Session Review
Use this skill after the user completes a learning session. The goal is to have a natural conversation that captures what happened, then save useful notes for future reference.
When to Use
- •User says they just finished a lesson
- •User wants to debrief on a study session
- •User mentions something clicked or something was frustrating
The Conversation Flow
1. Open with Context
Start by understanding what they worked on:
What lesson did you work on? How long did you spend with it?
If you know what they've been working on recently (from previous sessions), reference that:
Last time you were working on attention mechanisms. Did you continue with that, or try something new?
2. Explore What Happened
Ask open-ended questions. Don't rush through a checklist — follow their energy:
If they seem excited:
- •"What clicked for you?"
- •"What made that moment feel good?"
- •"Did anything surprise you?"
If they seem frustrated:
- •"Where did you get stuck?"
- •"What were you trying to understand that wasn't working?"
- •"Was the lesson too hard, or was it something else?"
If they seem neutral:
- •"What did you notice?"
- •"Did anything feel different from last time?"
- •"Was there a moment where you had to think hard?"
3. Dig Into Struggles
Struggles are valuable data. When they mention something hard, explore it:
- •"What specifically was hard about it?"
- •"Did you try different approaches?"
- •"Do you have a theory about why it wasn't clicking?"
- •"Is this something you want to work on more, or move past?"
4. Surface Curiosities
Find out what they want to learn next:
- •"Is there anything you're curious about now?"
- •"Did this session make you want to try something specific?"

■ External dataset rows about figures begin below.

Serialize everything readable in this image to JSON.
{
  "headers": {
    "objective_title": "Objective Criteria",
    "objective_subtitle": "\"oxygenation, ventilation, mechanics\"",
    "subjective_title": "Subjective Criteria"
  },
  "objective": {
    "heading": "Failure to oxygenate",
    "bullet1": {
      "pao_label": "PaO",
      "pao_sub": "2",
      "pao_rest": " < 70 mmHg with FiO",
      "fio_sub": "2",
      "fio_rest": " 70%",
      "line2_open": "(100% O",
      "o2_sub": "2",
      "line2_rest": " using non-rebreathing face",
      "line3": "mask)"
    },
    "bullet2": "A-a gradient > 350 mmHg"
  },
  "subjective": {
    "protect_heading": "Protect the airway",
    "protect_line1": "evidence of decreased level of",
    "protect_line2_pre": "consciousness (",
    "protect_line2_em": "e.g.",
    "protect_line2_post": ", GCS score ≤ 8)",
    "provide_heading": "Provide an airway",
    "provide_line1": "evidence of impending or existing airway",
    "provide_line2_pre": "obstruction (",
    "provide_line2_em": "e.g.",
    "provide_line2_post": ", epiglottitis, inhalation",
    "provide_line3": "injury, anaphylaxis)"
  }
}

- •"What would make the next session feel productive?"
5. Close the Loop
Summarize what you heard and confirm:
So it sounds like: - The basic concept is starting to make sense - The math notation is still tricky - You're curious about how to implement this from scratch Does that capture it?
Saving the Session
After the conversation, save a Markdown file to src/data/sessions/.
File Naming
Use the format: YYYY-MM-DD-<slug>.md
If multiple lessons or a general session: YYYY-MM-DD-session.md
Examples:
- •
2026-01-17-attention-mechanism.md - •
2026-01-17-session.md
File Format
# Session: [Lesson Title or "Study Session"] Date: YYYY-MM-DD Lesson: [lesson-slug or "multiple" or "exploratory"] Duration: [if mentioned] ## Summary [2-3 sentence summary of what happened] ## What Worked - [Bullet points from conversation] ## What Was Hard - [Bullet points from conversation] - [Include specific details that might inform future lessons] ## Curiosities - [What they want to learn more about] - [Questions that came up] ## Insights [Any patterns you noticed, connections to previous sessions, or observations that might be useful for lesson planning] ## Next Steps - [Specific things to try next time] - [Lessons that might address struggles]
Example
# Session: Attention Mechanism Date: 2026-01-17 Lesson: attention-mechanism Duration: ~30 min ## Summary First deep dive into the attention mechanism. Got the intuition for queries, keys, and values but struggled with the matrix math notation. ## What Worked - The analogy to database lookups clicked immediately - Interactive visualization helped see what softmax does - The "why" explanation was motivating ## What Was Hard - Matrix multiplication notation (transposing K) - Not clear why we divide by sqrt(d_k) - Implementing from scratch in PyTorch ## Curiosities - How does multi-head attention work? - Why do we need position encoding? - How is this different from RNN attention? ## Insights Ready for a lesson on multi-head attention. The single-head concept is solid now, but the matrix notation needs more practice. ## Next Steps - Try implementing attention from scratch in PyTorch - Watch 3Blue1Brown video on matrix multiplication - Move to multi-head attention lesson
Reading Previous Sessions
Before starting a review, check for recent sessions:
ls -la src/data/sessions/
Reference previous sessions in the conversation when relevant:
- •"Last week you mentioned X was hard — how is that feeling now?"
- •"You were curious about Y — did you explore that?"
Updating Learner State
After saving the session, consider updating src/data/learner-state.ts if:
- •A skill level has clearly changed
- •A new struggle has emerged
- •A previous struggle has been resolved
- •A strong preference has been discovered
Don't update on every session — only when there's a meaningful shift.
Tips
- •Follow their energy. If they want to vent about frustration, let them. If they're excited, celebrate with them.
- •Don't interrogate. This is a conversation, not a form.
- •Capture specifics. "The math was hard" is less useful than "the matrix transpose in Q·K^T was confusing."
- •Connect sessions. Reference what you know from before. Show that this is a journey.
- •End with direction. They should leave knowing what to try next.